Philippe Wacker: Sicher die Uraufführung von „Grönland“ mit Hanna Scheuring. Eine beeindruckende Schauspielerin. Dann die Cie Drift mit ihren selbstgebauten, völlig irren Musikmaschinen. Eugenie Rébetez, die wunderbare Tänzerin aus dem Jura mit ihrem Stück „Gina“, nicht zu vergessen Perrine Valli mit „Je pense comme un fille enlève sa robe“ und klar, zum Schluss der Tanzplan.ost. Sie sehen, ich kann mich nicht entscheiden...

Und welches sind die Höhepunkte des nächsten Jahres? Verraten Sie uns schon dies und das? Welche Daten müssen wir uns unbedingt vormerken?

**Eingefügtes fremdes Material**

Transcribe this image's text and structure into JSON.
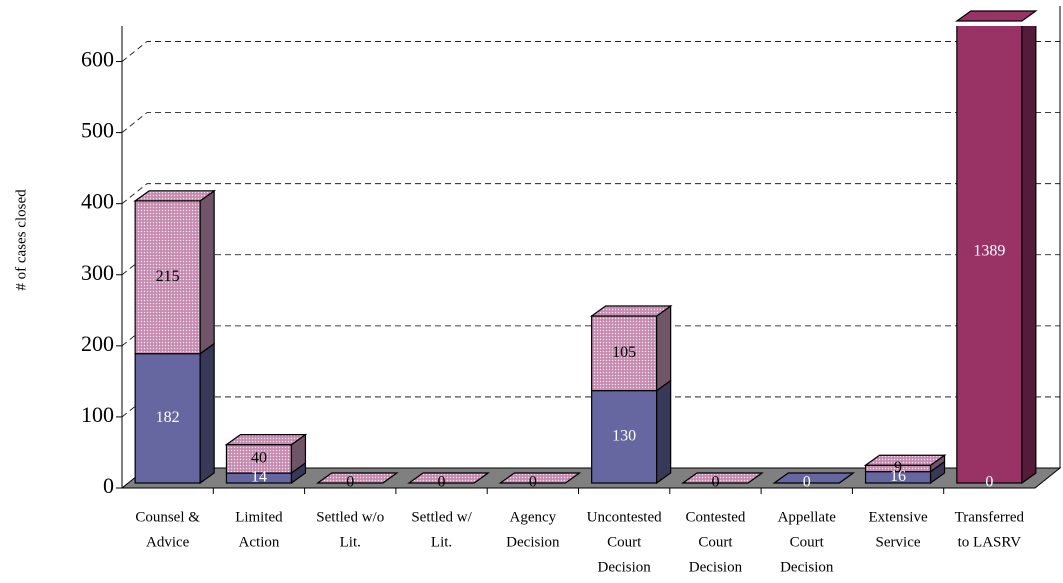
{
  "chart_data": {
    "type": "bar3d_stacked",
    "y_label": "# of cases closed",
    "categories": [
      [
        "Counsel &",
        "Advice"
      ],
      [
        "Limited",
        "Action"
      ],
      [
        "Settled w/o",
        "Lit."
      ],
      [
        "Settled w/",
        "Lit."
      ],
      [
        "Agency",
        "Decision"
      ],
      [
        "Uncontested",
        "Court",
        "Decision"
      ],
      [
        "Contested",
        "Court",
        "Decision"
      ],
      [
        "Appellate",
        "Court",
        "Decision"
      ],
      [
        "Extensive",
        "Service"
      ],
      [
        "Transferred",
        "to LASRV"
      ]
    ],
    "series": [
      {
        "color": "#6666a0",
        "label_color": "#ffffff",
        "values": [
          182,
          14,
          null,
          null,
          null,
          130,
          null,
          0,
          16,
          0
        ]
      },
      {
        "color": "#cc99bb",
        "label_color": "#000000",
        "patterned": true,
        "values": [
          215,
          40,
          0,
          0,
          0,
          105,
          0,
          null,
          9,
          null
        ]
      },
      {
        "color": "#993366",
        "label_color": "#ffffff",
        "values": [
          null,
          null,
          null,
          null,
          null,
          null,
          null,
          null,
          null,
          1389
        ]
      }
    ],
    "ylim": [
      0,
      650
    ],
    "yticks": [
      0,
      100,
      200,
      300,
      400,
      500,
      600
    ],
    "grid": true
  }
}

Philippe Wacker: Das mache ich gerne. Hier eine erste Vorschau: Wer die Sängerin La Lupa mag, wird am 12. Februar ihr neues Konzert „Mater“ besuchen können. Besonders empfehlen möchte ich ZAL – eine Hommage an Frédéric Chopin- am 23. und 25. März, ein Klavierabend zusammen mit einer Tänzerin, am Piano André Desponds. Unbedingt anschauen. Dann wird der bekannte Schauspieler Daniel Rohr am 9. und 16. März mit dem Beckettstück Mercier und Camier bei uns gastieren und unter der Regie von Jean Grädel wird im Mai das Stück „Spinnen“ aus der Feder der Thurgauer Schriftstellerin Sabine Wang in Steckborn zu sehen sein.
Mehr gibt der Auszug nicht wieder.